Ad Detection model that builds a context of previous K sentences, where each sentence is represented with the mean of each of its word embeddings. The context and the sentence being classified are concatenated to form a 50-dimensional sample.
The problem is treated as a binary classification problem, IOB-encoding is changed to just (0/1)).
Necessary packages: numpy
, sklearn
, nltk
Glove 25-dimensinonal embeddings. Run in project root - wget http://nlp.stanford.edu/data/glove.twitter.27B.zip && unzip glove.twitter.27B.zip && mv ./glove.twitter.27B/glove.twitter.27B.25d.txt .
To run on custom test data, create a test_data
folder and place the IOB encoded CSV files there.
Ad detection's purpose should be to keep the amount False Positives down, as a high number of the latter would mean filtering out actual podcast content. Thus precision is a key metric to follow. A Linear Regression model achieves a precision score of ~ 63%, with recall score of ~17%, a Naive Bayes classifier achieves the opposite results in terms of recall and precision.

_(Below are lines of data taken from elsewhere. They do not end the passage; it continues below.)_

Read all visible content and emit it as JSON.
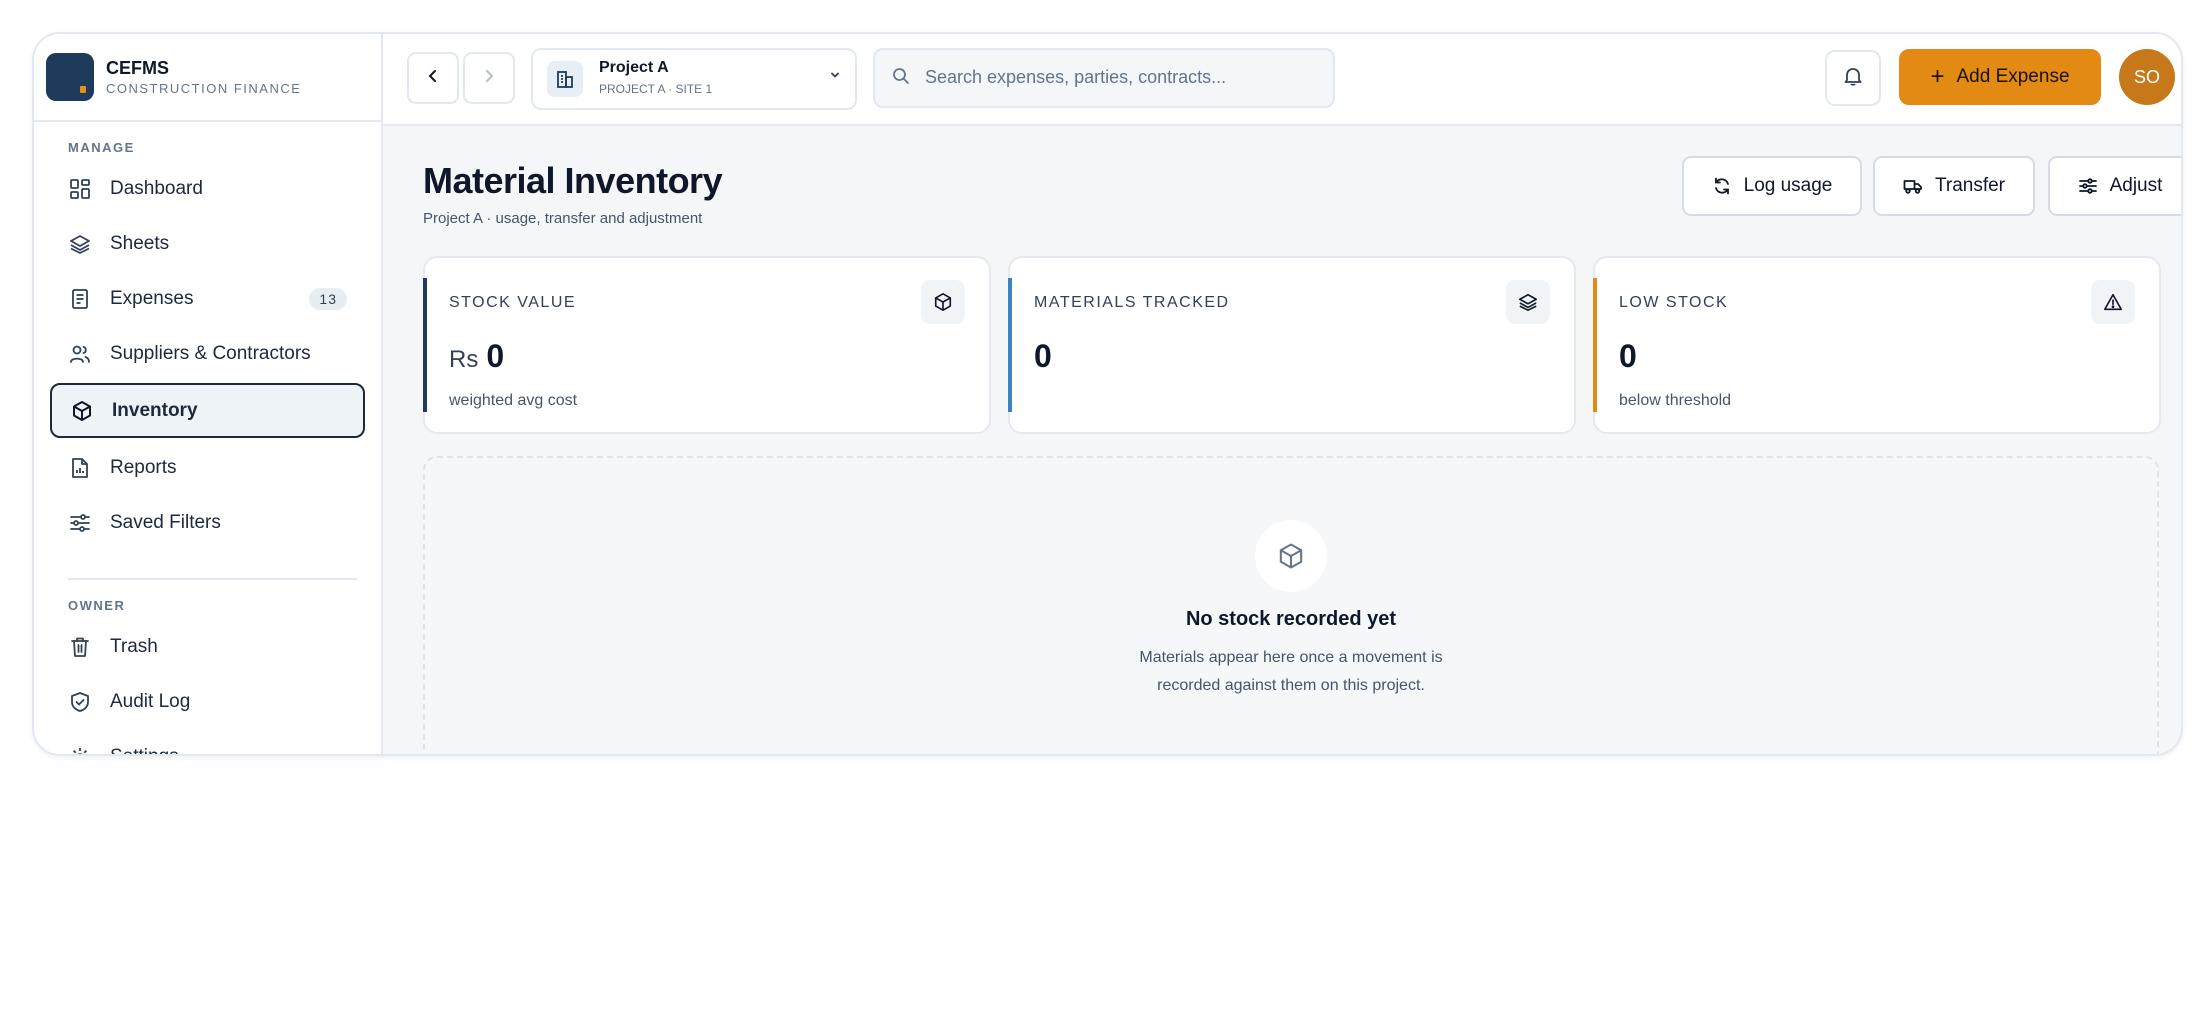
{
  "brand": {
    "name": "CEFMS",
    "subtitle": "CONSTRUCTION FINANCE"
  },
  "sidebar": {
    "sections": [
      {
        "label": "MANAGE"
      },
      {
        "label": "OWNER"
      }
    ],
    "manage_items": [
      {
        "label": "Dashboard",
        "icon": "dashboard-icon"
      },
      {
        "label": "Sheets",
        "icon": "layers-icon"
      },
      {
        "label": "Expenses",
        "icon": "receipt-icon",
        "badge": "13"
      },
      {
        "label": "Suppliers & Contractors",
        "icon": "users-icon"
      },
      {
        "label": "Inventory",
        "icon": "box-icon",
        "active": true
      },
      {
        "label": "Reports",
        "icon": "report-icon"
      },
      {
        "label": "Saved Filters",
        "icon": "sliders-icon"
      }
    ],
    "owner_items": [
      {
        "label": "Trash",
        "icon": "trash-icon"
      },
      {
        "label": "Audit Log",
        "icon": "shield-icon"
      },
      {
        "label": "Settings",
        "icon": "gear-icon"
      }
    ]
  },
  "topbar": {
    "project": {
      "name": "Project A",
      "sub": "PROJECT A · SITE 1"
    },
    "search_placeholder": "Search expenses, parties, contracts...",
    "add_button": "Add Expense",
    "avatar_initials": "SO"
  },
  "page": {
    "title": "Material Inventory",
    "subtitle": "Project A · usage, transfer and adjustment",
    "actions": {
      "log_usage": "Log usage",
      "transfer": "Transfer",
      "adjust": "Adjust"
    }
  },
  "stats": [
    {
      "label": "STOCK VALUE",
      "currency": "Rs",
      "value": "0",
      "sub": "weighted avg cost",
      "accent": "#1f3b5c"
    },
    {
      "label": "MATERIALS TRACKED",
      "value": "0",
      "sub": "",
      "accent": "#3b82c4"
    },
    {
      "label": "LOW STOCK",
      "value": "0",
      "sub": "below threshold",
      "accent": "#e28a14"
    }
  ],
  "empty_state": {
    "title": "No stock recorded yet",
    "line1": "Materials appear here once a movement is",
    "line2": "recorded against them on this project."
  },
  "colors": {
    "accent": "#e28a14",
    "brand": "#1f3b5c",
    "avatar": "#c7781a"
  }
}
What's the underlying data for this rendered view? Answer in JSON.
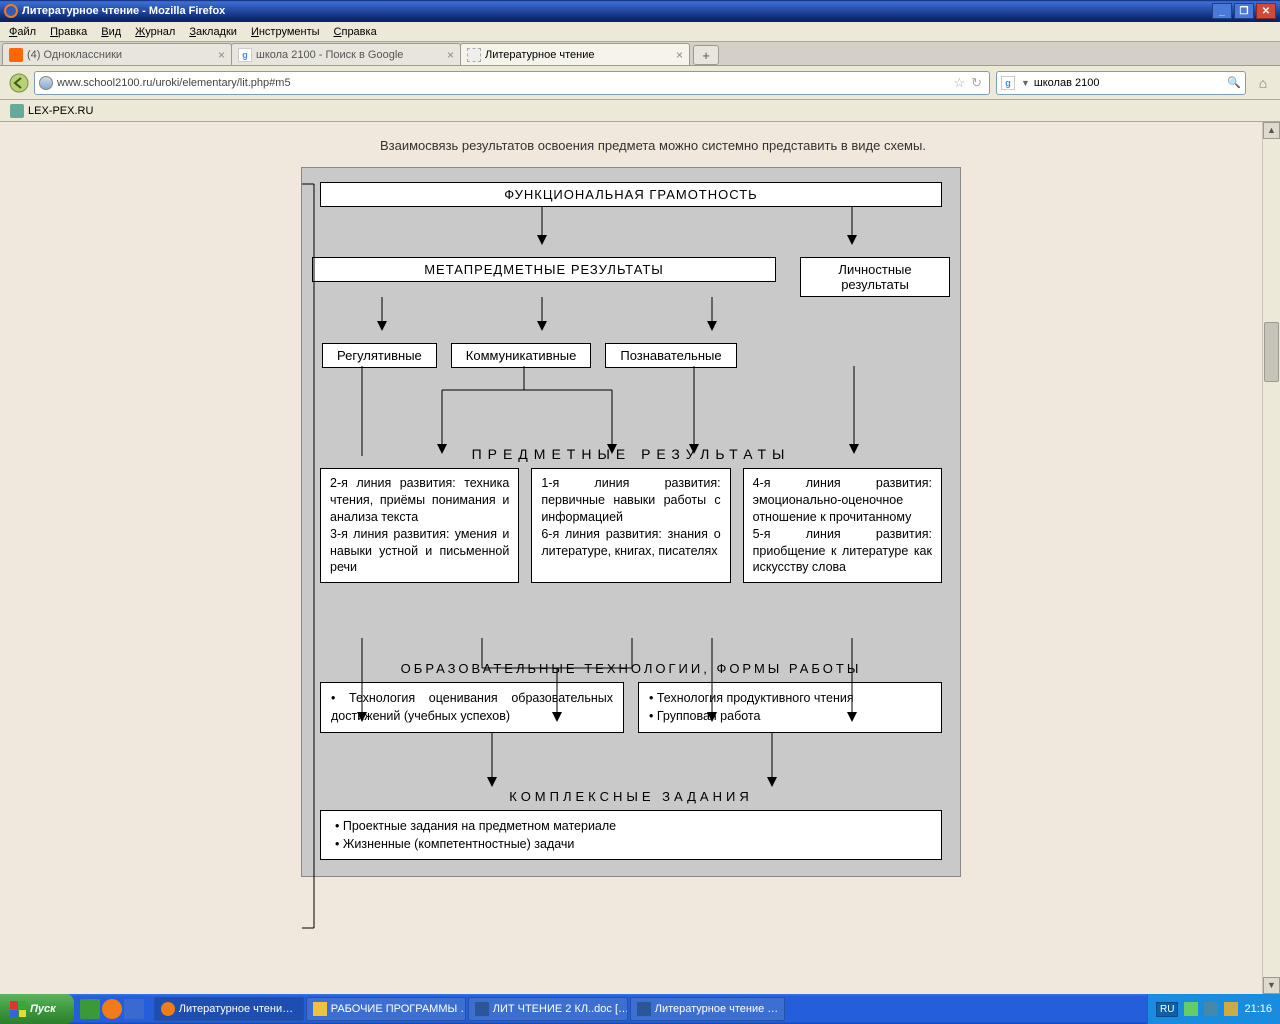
{
  "window": {
    "title": "Литературное чтение - Mozilla Firefox"
  },
  "menu": {
    "file": "Файл",
    "edit": "Правка",
    "view": "Вид",
    "history": "Журнал",
    "bookmarks": "Закладки",
    "tools": "Инструменты",
    "help": "Справка"
  },
  "tabs": [
    {
      "label": "(4) Одноклассники",
      "icon": "#f60"
    },
    {
      "label": "школа 2100 - Поиск в Google",
      "icon": "#4285f4"
    },
    {
      "label": "Литературное чтение",
      "icon": "#ccc",
      "active": true
    }
  ],
  "url": "www.school2100.ru/uroki/elementary/lit.php#m5",
  "search": {
    "query": "школав 2100"
  },
  "bookmark": {
    "label": "LEX-PEX.RU"
  },
  "page": {
    "intro": "Взаимосвязь результатов освоения предмета можно системно представить в виде схемы.",
    "box_top": "ФУНКЦИОНАЛЬНАЯ ГРАМОТНОСТЬ",
    "box_meta": "МЕТАПРЕДМЕТНЫЕ РЕЗУЛЬТАТЫ",
    "box_personal": "Личностные результаты",
    "box_reg": "Регулятивные",
    "box_comm": "Коммуникативные",
    "box_cogn": "Познавательные",
    "subject_title": "ПРЕДМЕТНЫЕ    РЕЗУЛЬТАТЫ",
    "subj1": "2-я линия развития: техника чтения, приёмы понимания и анализа текста\n3-я линия развития: умения и навыки устной и письменной речи",
    "subj2": "1-я линия развития: первичные навыки работы с информацией\n6-я линия развития: знания о литературе, книгах, писателях",
    "subj3": "4-я линия развития: эмоционально-оценочное отношение к прочитанному\n5-я линия развития: приобщение к литературе как искусству слова",
    "edu_title": "ОБРАЗОВАТЕЛЬНЫЕ ТЕХНОЛОГИИ,  ФОРМЫ РАБОТЫ",
    "edu1": "• Технология оценивания образовательных достижений (учебных успехов)",
    "edu2": "• Технология продуктивного чтения\n• Групповая работа",
    "comp_title": "КОМПЛЕКСНЫЕ  ЗАДАНИЯ",
    "comp": "• Проектные задания на предметном материале\n• Жизненные (компетентностные) задачи"
  },
  "taskbar": {
    "start": "Пуск",
    "items": [
      "Литературное чтени…",
      "РАБОЧИЕ ПРОГРАММЫ …",
      "ЛИТ ЧТЕНИЕ 2 КЛ..doc […",
      "Литературное чтение …"
    ],
    "lang": "RU",
    "time": "21:16"
  }
}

In addition the confidence with which the model labels the data should be taken into account. An additional metric to implement would be the models ability to correctly label full chunks of ads.

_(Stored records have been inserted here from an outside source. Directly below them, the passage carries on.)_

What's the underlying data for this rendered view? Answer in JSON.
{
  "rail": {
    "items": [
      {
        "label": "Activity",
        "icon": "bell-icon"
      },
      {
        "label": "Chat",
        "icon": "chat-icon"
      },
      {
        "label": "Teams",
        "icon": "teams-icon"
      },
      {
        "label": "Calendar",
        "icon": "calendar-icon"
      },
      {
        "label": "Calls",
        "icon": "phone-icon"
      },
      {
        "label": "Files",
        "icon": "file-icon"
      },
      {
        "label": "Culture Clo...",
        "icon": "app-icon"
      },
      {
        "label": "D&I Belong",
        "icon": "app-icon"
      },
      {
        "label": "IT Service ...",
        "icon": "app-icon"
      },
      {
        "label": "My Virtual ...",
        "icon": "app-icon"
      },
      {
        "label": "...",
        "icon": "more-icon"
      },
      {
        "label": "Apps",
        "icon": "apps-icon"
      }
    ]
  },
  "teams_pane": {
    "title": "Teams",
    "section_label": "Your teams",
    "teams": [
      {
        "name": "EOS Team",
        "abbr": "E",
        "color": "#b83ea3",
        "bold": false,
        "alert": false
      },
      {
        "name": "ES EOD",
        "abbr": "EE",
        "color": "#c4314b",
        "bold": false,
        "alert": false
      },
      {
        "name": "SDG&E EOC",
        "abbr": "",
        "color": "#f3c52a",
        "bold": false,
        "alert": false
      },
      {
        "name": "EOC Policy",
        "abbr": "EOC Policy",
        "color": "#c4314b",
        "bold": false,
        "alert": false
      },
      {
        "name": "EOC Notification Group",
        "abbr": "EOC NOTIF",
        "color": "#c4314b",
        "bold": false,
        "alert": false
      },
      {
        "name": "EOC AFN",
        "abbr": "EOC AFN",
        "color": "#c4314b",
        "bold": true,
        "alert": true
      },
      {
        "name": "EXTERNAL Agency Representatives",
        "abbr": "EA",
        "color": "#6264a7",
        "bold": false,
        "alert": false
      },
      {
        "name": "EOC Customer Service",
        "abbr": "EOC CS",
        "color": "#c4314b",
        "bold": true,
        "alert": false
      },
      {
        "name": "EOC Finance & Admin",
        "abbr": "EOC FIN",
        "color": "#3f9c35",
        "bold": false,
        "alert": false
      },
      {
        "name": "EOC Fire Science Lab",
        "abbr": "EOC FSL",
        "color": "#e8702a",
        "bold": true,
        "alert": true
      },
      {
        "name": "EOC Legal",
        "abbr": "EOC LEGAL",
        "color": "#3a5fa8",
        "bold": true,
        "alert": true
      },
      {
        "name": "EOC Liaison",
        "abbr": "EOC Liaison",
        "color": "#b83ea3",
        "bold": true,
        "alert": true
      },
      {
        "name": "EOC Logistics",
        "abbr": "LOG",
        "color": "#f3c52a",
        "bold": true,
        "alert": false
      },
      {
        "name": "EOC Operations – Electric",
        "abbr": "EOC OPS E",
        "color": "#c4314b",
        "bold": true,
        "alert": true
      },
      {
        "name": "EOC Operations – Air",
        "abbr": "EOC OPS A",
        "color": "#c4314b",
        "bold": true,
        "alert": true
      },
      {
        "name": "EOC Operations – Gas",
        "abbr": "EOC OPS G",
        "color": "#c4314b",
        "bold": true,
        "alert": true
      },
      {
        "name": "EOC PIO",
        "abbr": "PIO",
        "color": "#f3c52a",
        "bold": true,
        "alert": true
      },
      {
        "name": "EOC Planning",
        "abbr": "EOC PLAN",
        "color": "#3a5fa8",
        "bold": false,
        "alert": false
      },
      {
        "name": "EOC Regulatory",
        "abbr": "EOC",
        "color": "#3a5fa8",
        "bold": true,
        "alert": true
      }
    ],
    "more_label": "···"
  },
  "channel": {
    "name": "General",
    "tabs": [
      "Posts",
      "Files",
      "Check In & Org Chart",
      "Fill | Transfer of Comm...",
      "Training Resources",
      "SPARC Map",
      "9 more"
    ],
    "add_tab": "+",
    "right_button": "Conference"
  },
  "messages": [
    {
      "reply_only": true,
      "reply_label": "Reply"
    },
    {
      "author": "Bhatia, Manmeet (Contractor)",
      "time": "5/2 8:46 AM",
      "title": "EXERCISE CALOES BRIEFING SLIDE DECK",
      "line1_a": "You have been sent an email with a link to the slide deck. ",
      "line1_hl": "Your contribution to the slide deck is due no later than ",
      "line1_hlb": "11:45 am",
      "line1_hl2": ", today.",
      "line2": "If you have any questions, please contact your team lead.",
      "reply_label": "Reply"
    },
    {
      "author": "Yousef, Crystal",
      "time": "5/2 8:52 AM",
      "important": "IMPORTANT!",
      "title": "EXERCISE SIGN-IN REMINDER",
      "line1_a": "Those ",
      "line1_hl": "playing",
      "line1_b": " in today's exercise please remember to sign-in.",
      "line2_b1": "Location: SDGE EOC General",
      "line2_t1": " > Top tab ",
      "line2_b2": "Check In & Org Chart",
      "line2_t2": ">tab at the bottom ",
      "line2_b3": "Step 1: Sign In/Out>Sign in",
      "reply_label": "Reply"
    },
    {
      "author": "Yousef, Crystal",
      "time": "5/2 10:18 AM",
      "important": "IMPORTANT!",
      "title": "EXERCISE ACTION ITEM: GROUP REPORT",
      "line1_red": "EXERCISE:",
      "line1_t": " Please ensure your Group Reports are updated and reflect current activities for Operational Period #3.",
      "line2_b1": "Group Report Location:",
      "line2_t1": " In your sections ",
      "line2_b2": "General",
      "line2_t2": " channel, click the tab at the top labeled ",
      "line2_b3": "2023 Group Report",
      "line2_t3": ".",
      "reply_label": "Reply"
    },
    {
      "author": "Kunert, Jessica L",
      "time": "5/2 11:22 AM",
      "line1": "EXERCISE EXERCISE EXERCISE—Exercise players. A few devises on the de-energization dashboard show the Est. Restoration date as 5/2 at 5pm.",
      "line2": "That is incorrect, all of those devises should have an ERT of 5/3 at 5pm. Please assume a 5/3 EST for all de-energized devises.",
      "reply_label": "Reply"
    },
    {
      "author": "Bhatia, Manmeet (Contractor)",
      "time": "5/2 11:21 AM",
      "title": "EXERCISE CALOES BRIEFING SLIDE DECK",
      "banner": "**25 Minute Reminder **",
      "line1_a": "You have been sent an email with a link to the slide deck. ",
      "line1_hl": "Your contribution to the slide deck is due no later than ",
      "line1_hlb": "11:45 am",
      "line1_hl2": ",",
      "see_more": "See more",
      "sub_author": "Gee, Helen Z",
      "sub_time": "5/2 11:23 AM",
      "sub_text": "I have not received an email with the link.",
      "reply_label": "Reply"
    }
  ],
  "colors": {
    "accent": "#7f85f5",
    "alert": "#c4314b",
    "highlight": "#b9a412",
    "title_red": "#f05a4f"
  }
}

- Average precision of ~ 63%
- Average recall of ~ 17%
- Average confidence for TP ~ 70%
- Average confidence for FN ~ 18%
- Average confidence for FP ~ 73%
- Take into account the relative location of sentences in the podcast as they're most likely to occur in the beginning, on 1/3, 1/2 2/3 and in the end. Could also use the training data to build a probability distribution to estimate the occurences of ads in positions.
- Build a probability distribution for the length of ads and incorporate it into the model, so that if the beginning of an ad is detected, the following sentences are more likely to be classified as ads as well.
- Neural model is a possibility as ads can be extracted from the training data and added to any other transcript in random positions. Thus creation of synthetic training data is possible.
- Label the data so that each transition from ad-to-content or vice versa is 1 and everything else is 0. Modelling the transitions may be less error-prone.